[eg-zap-tey-shuh n], noun
1. The process by which natural features acquire functions for which they were not originally adapted or selected.
2. A cognitive model as well, describing the repurposing of ideas in other fields.
3. The ah-ha moment in which we suddenly realize that something we thought applied in only one context has important implications in a completely different domain.
If you want to learn more about the concept's origin in biology check out Stephen Jay Gould and Elisabeth S. Vrba's "Exaptation - A Missing Term in the Science of Form." To read about the repurposing of the concept to human innovation (exaptation's exaptation), check out Steven Johnson's Where Good Ideas Come From or listen to the talk.
We've curated some of our favorite cognitive exaptations below.
Data scientist, Matthew Coatney, took algorithms created for music and protein sequences, respectively, and applied them to analyzing global public-health data. Researchers wanted better insight into health outcomes across the world. They needed to break out of the binary, simplistic perspective of "developed" versus "developing" nations. Coatney's work took decades of time-series data and enabled detailed comparison between individual countries based on public policy, living conditions, and health outcomes.

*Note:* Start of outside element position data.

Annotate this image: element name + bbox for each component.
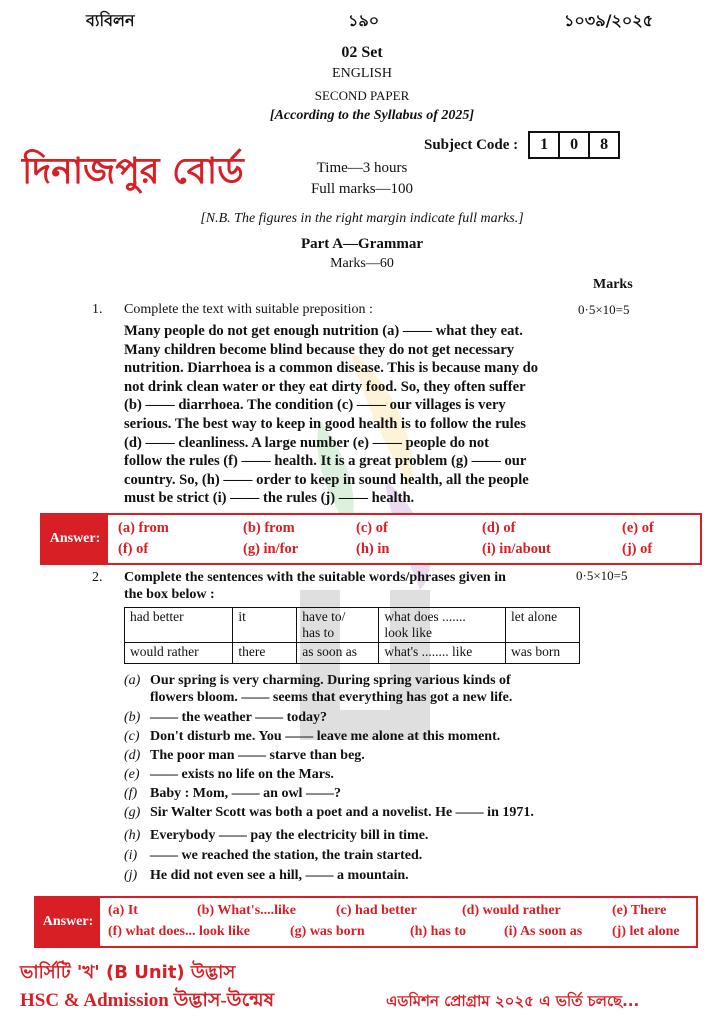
marks-note: [N.B. The figures in the right margin indicate full marks.] bbox=[200, 211, 524, 226]
footer-line1: ভার্সিটি 'খ' (B Unit) উদ্ভাস bbox=[20, 962, 236, 983]
q2-answer-grid bbox=[100, 898, 696, 946]
q2-item-a-cont: flowers bloom. —— seems that everything has got a new life. bbox=[150, 690, 513, 705]
word-box-cell: what does ....... look like bbox=[379, 608, 506, 643]
word-box-cell: let alone bbox=[505, 608, 579, 643]
passage-line: country. So, (h) —— order to keep in sound health, all the people bbox=[124, 471, 529, 488]
q2-item-f: (f) Baby : Mom, —— an owl ——? bbox=[124, 786, 341, 801]
q2-number: 2. bbox=[92, 570, 103, 585]
paper-title: SECOND PAPER bbox=[314, 88, 410, 103]
q2-marks: 0·5×10=5 bbox=[576, 568, 628, 583]
exam-time: Time—3 hours bbox=[316, 160, 408, 176]
subject-code-digit: 1 bbox=[530, 133, 560, 157]
q2-item-g: (g) Sir Walter Scott was both a poet and a novelist. He —— in 1971. bbox=[124, 805, 534, 820]
q1-marks: 0·5×10=5 bbox=[578, 302, 630, 317]
subject-code bbox=[424, 131, 620, 159]
subject-code-digit: 8 bbox=[600, 136, 609, 153]
answer-item: (d) would rather bbox=[462, 903, 561, 918]
q2-item-d: (d) The poor man —— starve than beg. bbox=[124, 748, 365, 763]
answer-item: (a) It bbox=[108, 903, 138, 918]
header-right: ১০৩৯/২০২৫ bbox=[564, 11, 654, 30]
word-box-cell: have to/ has to bbox=[297, 608, 379, 643]
q1-answer-box bbox=[40, 513, 702, 565]
passage-line: must be strict (i) —— the rules (j) —— health. bbox=[124, 490, 415, 507]
word-box-cell: had better bbox=[125, 608, 233, 643]
q2-answer-label: Answer: bbox=[36, 898, 100, 946]
answer-item: (b) from bbox=[243, 520, 295, 536]
word-box-cell: there bbox=[233, 643, 297, 664]
answer-item: (f) of bbox=[118, 541, 149, 557]
answer-item: (c) of bbox=[356, 520, 388, 536]
q1-answer-label: Answer: bbox=[42, 515, 108, 563]
board-name: দিনাজপুর বোর্ড bbox=[22, 151, 244, 192]
answer-item: (j) let alone bbox=[612, 924, 680, 939]
subject-code-digit: 0 bbox=[560, 133, 590, 157]
answer-item: (c) had better bbox=[336, 903, 417, 918]
answer-item: (d) of bbox=[482, 520, 516, 536]
word-box-cell: it bbox=[233, 608, 297, 643]
footer-admission-banner: এডমিশন প্রোগ্রাম ২০২৫ এ ভর্তি চলছে... bbox=[386, 992, 640, 1010]
q2-item-a: (a) Our spring is very charming. During spring various kinds of bbox=[124, 673, 511, 688]
syllabus-note: [According to the Syllabus of 2025] bbox=[269, 108, 475, 123]
q2-item-h: (h) Everybody —— pay the electricity bill in time. bbox=[124, 828, 429, 843]
q2-instruction-line2: the box below : bbox=[124, 587, 215, 602]
q2-word-box bbox=[124, 607, 580, 664]
answer-item: (g) was born bbox=[290, 924, 365, 939]
subject-code-label: Subject Code : bbox=[424, 136, 519, 153]
answer-item: (g) in/for bbox=[243, 541, 299, 557]
full-marks: Full marks—100 bbox=[310, 181, 414, 197]
passage-line: nutrition. Diarrhoea is a common disease. This is because many do bbox=[124, 360, 539, 377]
passage-line: serious. The best way to keep in good health is to follow the rules bbox=[124, 415, 526, 432]
q2-item-b: (b) —— the weather —— today? bbox=[124, 710, 328, 725]
q2-item-c: (c) Don't disturb me. You —— leave me alone at this moment. bbox=[124, 729, 501, 744]
answer-item: (a) from bbox=[118, 520, 169, 536]
part-marks: Marks—60 bbox=[330, 256, 394, 271]
q1-passage bbox=[124, 322, 576, 508]
subject-title: ENGLISH bbox=[332, 66, 392, 81]
q2-instruction-line1: Complete the sentences with the suitable words/phrases given in bbox=[124, 570, 506, 585]
passage-line: not drink clean water or they eat dirty food. So, they often suffer bbox=[124, 378, 526, 395]
q1-instruction: Complete the text with suitable preposition : bbox=[124, 302, 373, 317]
passage-line: (d) —— cleanliness. A large number (e) —— people do not bbox=[124, 434, 489, 451]
answer-item: (e) of bbox=[622, 520, 654, 536]
marks-column-label: Marks bbox=[593, 277, 633, 292]
word-box-cell: would rather bbox=[125, 643, 233, 664]
word-box-cell: as soon as bbox=[297, 643, 379, 664]
answer-item: (h) has to bbox=[410, 924, 467, 939]
q1-answer-grid bbox=[108, 515, 700, 563]
set-label: 02 Set bbox=[341, 44, 383, 61]
passage-line: Many children become blind because they do not get necessary bbox=[124, 341, 515, 358]
subject-code-box bbox=[528, 131, 620, 159]
passage-line: Many people do not get enough nutrition (a) —— what they eat. bbox=[124, 323, 523, 339]
word-box-row bbox=[125, 643, 580, 664]
word-box-cell: was born bbox=[505, 643, 579, 664]
answer-item: (i) in/about bbox=[482, 541, 551, 557]
answer-item: (i) As soon as bbox=[504, 924, 583, 939]
answer-item: (j) of bbox=[622, 541, 653, 557]
q2-item-i: (i) —— we reached the station, the train started. bbox=[124, 848, 423, 863]
answer-item: (f) what does... look like bbox=[108, 924, 250, 939]
word-box-cell: what's ........ like bbox=[379, 643, 506, 664]
passage-line: follow the rules (f) —— health. It is a great problem (g) —— our bbox=[124, 453, 527, 470]
answer-item: (e) There bbox=[612, 903, 667, 918]
q2-answer-box bbox=[34, 896, 698, 948]
part-title: Part A—Grammar bbox=[300, 236, 424, 252]
q2-item-j: (j) He did not even see a hill, —— a mountain. bbox=[124, 868, 409, 883]
answer-item: (h) in bbox=[356, 541, 390, 557]
answer-item: (b) What's....like bbox=[197, 903, 296, 918]
word-box-row bbox=[125, 608, 580, 643]
q1-number: 1. bbox=[92, 302, 103, 317]
footer-line2: HSC & Admission উদ্ভাস-উন্মেষ bbox=[20, 990, 275, 1011]
q2-item-e: (e) —— exists no life on the Mars. bbox=[124, 767, 334, 782]
header-left: ব্যবিলন bbox=[86, 11, 135, 30]
passage-line: (b) —— diarrhoea. The condition (c) —— our villages is very bbox=[124, 397, 506, 414]
header-page-number: ১৯০ bbox=[348, 11, 380, 30]
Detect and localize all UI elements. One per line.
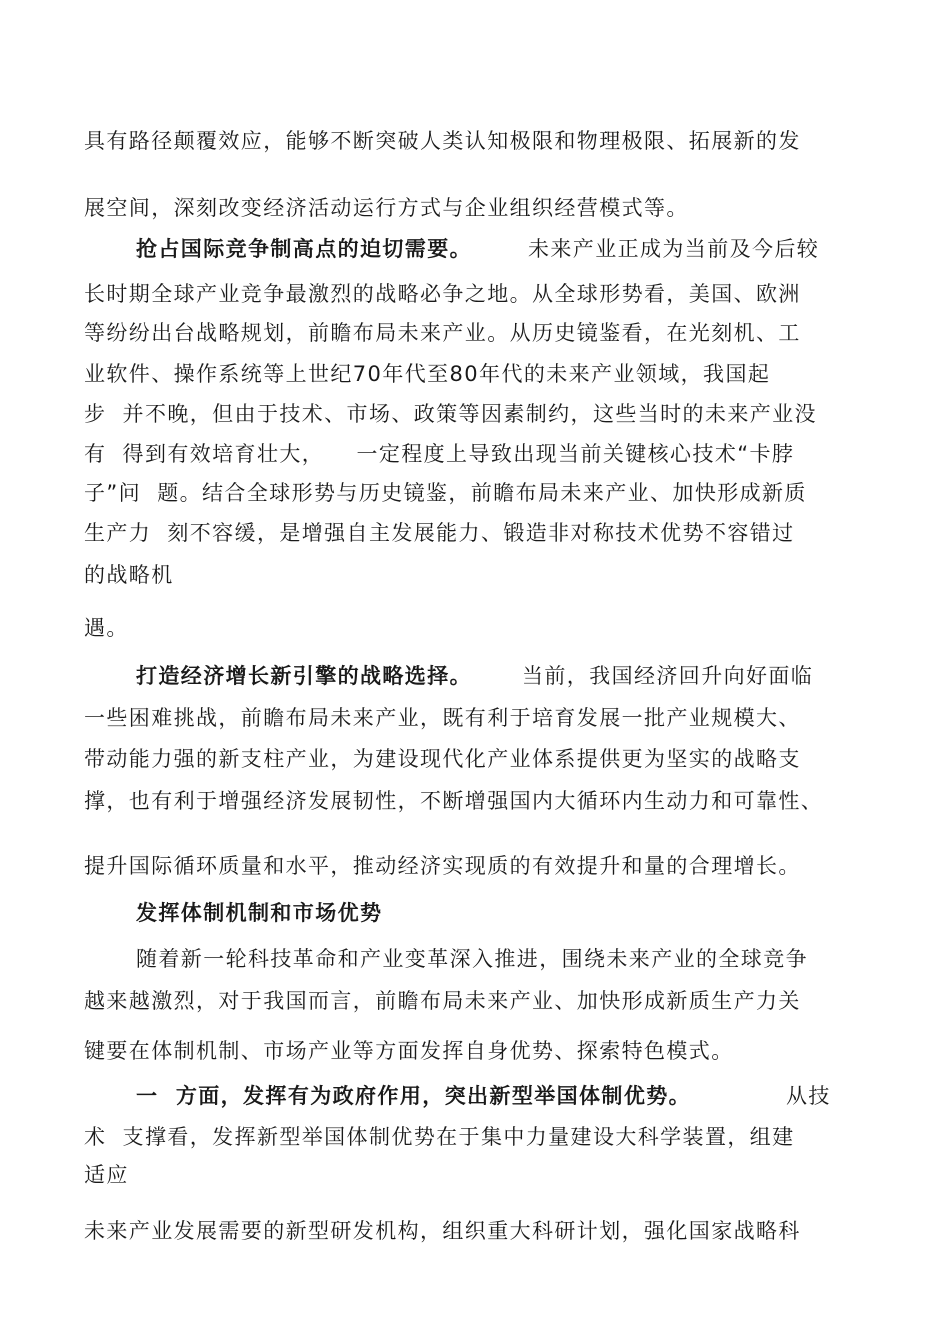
text-line: 术 支撑看，发挥新型举国体制优势在于集中力量建设大科学装置，组建 <box>84 1125 795 1149</box>
paragraph-heading: 打造经济增长新引擎的战略选择。 <box>136 664 472 688</box>
text-line: 当前，我国经济回升向好面临 <box>522 664 814 688</box>
text-line: 步 并不晚，但由于技术、市场、政策等因素制约，这些当时的未来产业没 <box>84 402 817 426</box>
text-line: 带动能力强的新支柱产业，为建设现代化产业体系提供更为坚实的战略支 <box>84 747 801 771</box>
paragraph-heading: 一 方面，发挥有为政府作用，突出新型举国体制优势。 <box>136 1084 692 1108</box>
text-line: 具有路径颠覆效应，能够不断突破人类认知极限和物理极限、拓展新的发 <box>84 129 801 153</box>
paragraph-heading: 抢占国际竞争制高点的迫切需要。 <box>136 237 472 261</box>
text-line: 从技 <box>786 1084 831 1108</box>
text-line: 随着新一轮科技革命和产业变革深入推进，围绕未来产业的全球竞争 <box>136 947 808 971</box>
text-line: 一些困难挑战，前瞻布局未来产业，既有利于培育发展一批产业规模大、 <box>84 706 801 730</box>
text-line: 未来产业发展需要的新型研发机构，组织重大科研计划，强化国家战略科 <box>84 1219 801 1243</box>
text-line: 越来越激烈，对于我国而言，前瞻布局未来产业、加快形成新质生产力关 <box>84 989 801 1013</box>
text-line: 的战略机 <box>84 563 174 587</box>
text-line: 键要在体制机制、市场产业等方面发挥自身优势、探索特色模式。 <box>84 1039 734 1063</box>
section-heading: 发挥体制机制和市场优势 <box>136 901 383 925</box>
text-line: 长时期全球产业竞争最激烈的战略必争之地。从全球形势看，美国、欧洲 <box>84 282 801 306</box>
text-line: 提升国际循环质量和水平，推动经济实现质的有效提升和量的合理增长。 <box>84 854 801 878</box>
text-line: 有 得到有效培育壮大， 一定程度上导致出现当前关键核心技术“卡脖 <box>84 442 795 466</box>
text-line: 未来产业正成为当前及今后较 <box>528 237 820 261</box>
text-line: 等纷纷出台战略规划，前瞻布局未来产业。从历史镜鉴看，在光刻机、工 <box>84 321 801 345</box>
text-line: 子”问 题。结合全球形势与历史镜鉴，前瞻布局未来产业、加快形成新质 <box>84 481 807 505</box>
text-line: 业软件、操作系统等上世纪70年代至80年代的未来产业领域，我国起 <box>84 362 771 386</box>
text-line: 生产力 刻不容缓，是增强自主发展能力、锻造非对称技术优势不容错过 <box>84 521 795 545</box>
text-line: 遇。 <box>84 616 129 640</box>
text-line: 展空间，深刻改变经济活动运行方式与企业组织经营模式等。 <box>84 196 689 220</box>
text-line: 适应 <box>84 1163 129 1187</box>
text-line: 撑，也有利于增强经济发展韧性，不断增强国内大循环内生动力和可靠性、 <box>84 789 824 813</box>
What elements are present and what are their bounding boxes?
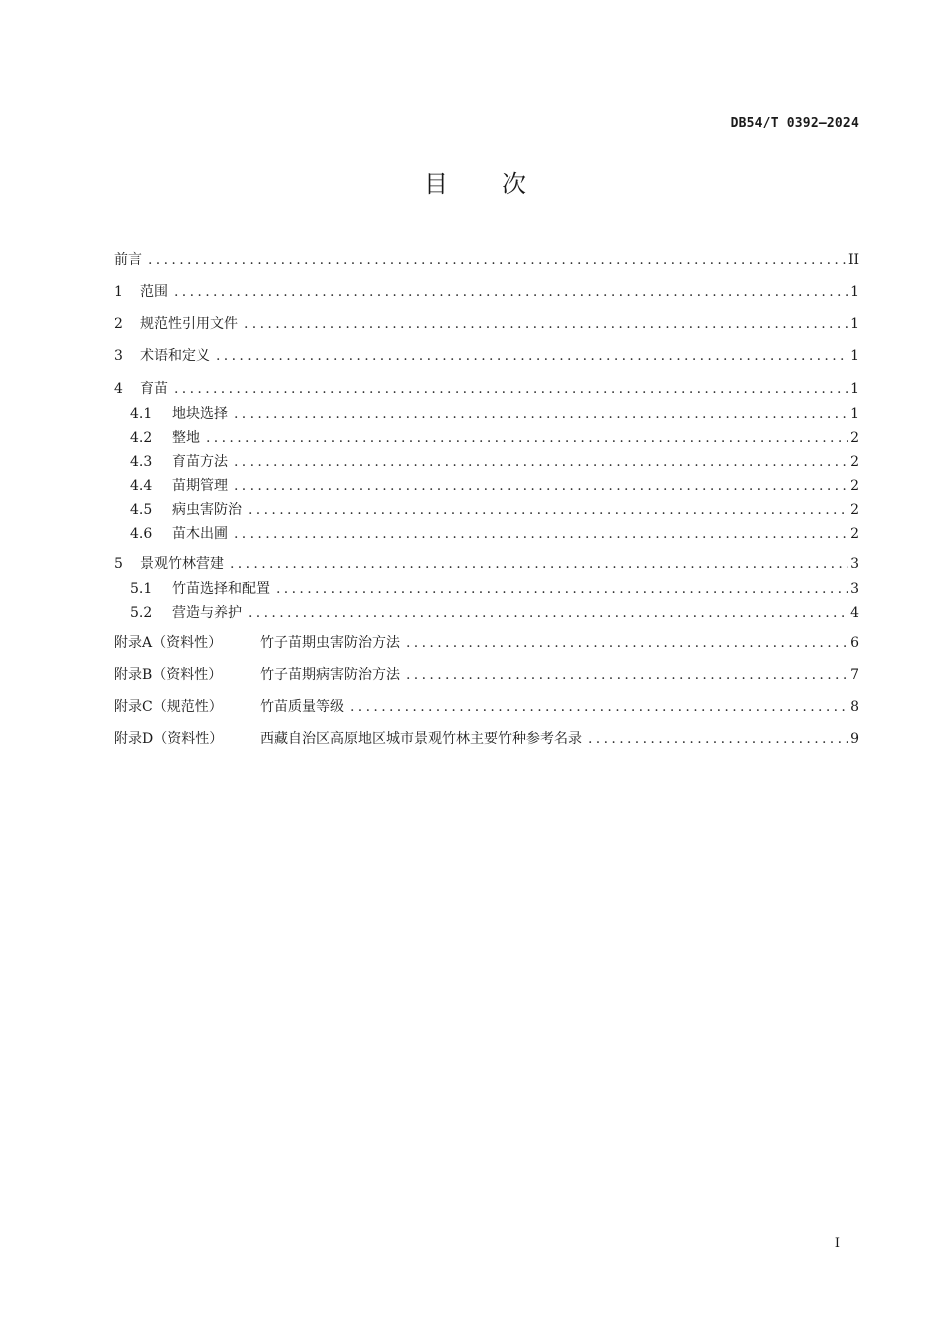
page-number: I <box>834 1236 840 1251</box>
toc-entry-label: 育苗 <box>140 381 168 397</box>
toc-entry-number: 4.6 <box>130 526 153 542</box>
dot-leader <box>216 346 848 366</box>
toc-entry-page: 1 <box>850 406 859 422</box>
toc-entry-land-preparation[interactable] <box>130 428 859 448</box>
toc-entry-page: 8 <box>850 699 859 715</box>
dot-leader <box>244 314 848 334</box>
toc-entry-page: 2 <box>850 478 859 494</box>
toc-entry-label: 竹子苗期虫害防治方法 <box>260 635 400 651</box>
toc-entry-label: 西藏自治区高原地区城市景观竹林主要竹种参考名录 <box>260 731 582 747</box>
toc-entry-label: 竹子苗期病害防治方法 <box>260 667 400 683</box>
toc-entry-number: 4.3 <box>130 454 153 470</box>
toc-entry-label: 苗期管理 <box>172 478 228 494</box>
toc-entry-number: 1 <box>114 284 123 300</box>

The first private space plane, designed by Burt Ratan, reenters the atmosphere using wings inspired by a badminton birdie. Reentry was a stability problem. The badminton bridie (a.k.a. shuttlecock) immediately orients itself during flight. Interestingly, Ratan trumpets the importance of gut feel as a designer, alongside training as an engineer.
Astronomers at Harvard use MRI software to visualize astronomical data. Surgeons were using the technology for 3D visualization of the brain. The Astronomical Medicine Project was founded on the realization that space phenomena could be visualized using the same sofware, just as highly irregular brains.
Gutenberg invented the printing press after visiting a winery and seeing how juice was squeezed from grapes by a wine press. Screw press technology was antiquated even in his day but had been widely employed in agriculture for applying pressure on a flat surface. Gutenberg applied the idea to printing, while improving the technology for that purpose.
Data visualization created by Martin Wattenberg for visualizing patterns in music are repurposed to visualize gene sequences, among other string data. Geneticists hearing Wattenberg speak in 2011 quickly realized that gene sequences, like music, are series of letters and asked for help using the technology. Wattenberg expanded his understanding of arc diagrams to encompass visualizing the structure of strings in general.
Oliver Selfridge, one of the most influential thinkers in AI, had his ah-ha moment while reading Milton's "Paradise Lost." This 17th century epic poem tells the story of Adam and Eve cast from the Garden of Eden in the war between God and Satan. The capital of hell, Pandaemonium, is filled with shrieking demons, with Satan presiding over them. Selfridge developed the four-tier "Pandaemonium Architecture" for visual pattern recognition, comprised of image demons pushing data to feature demons pushing data to cognitive demons pushing data to decision demons. This architecture revolutionized the field, and Selfridge became known as the "Father of Machine Perception."
Political scientists and anthropologists used ecological models to understand organized crime in urban settings. Katherine Hirschfeld's "Ganger States" used models from the study of predatory-prey relations to predict the conditions under which crime syndicates evolve and intrude into formal political systems. Brantingham, Tita, Short, and Reid's "The Ecology of Gang Territorial Boundaries" used territorial ecological models to understand how territorial boundaries foment competition and violence among gangs.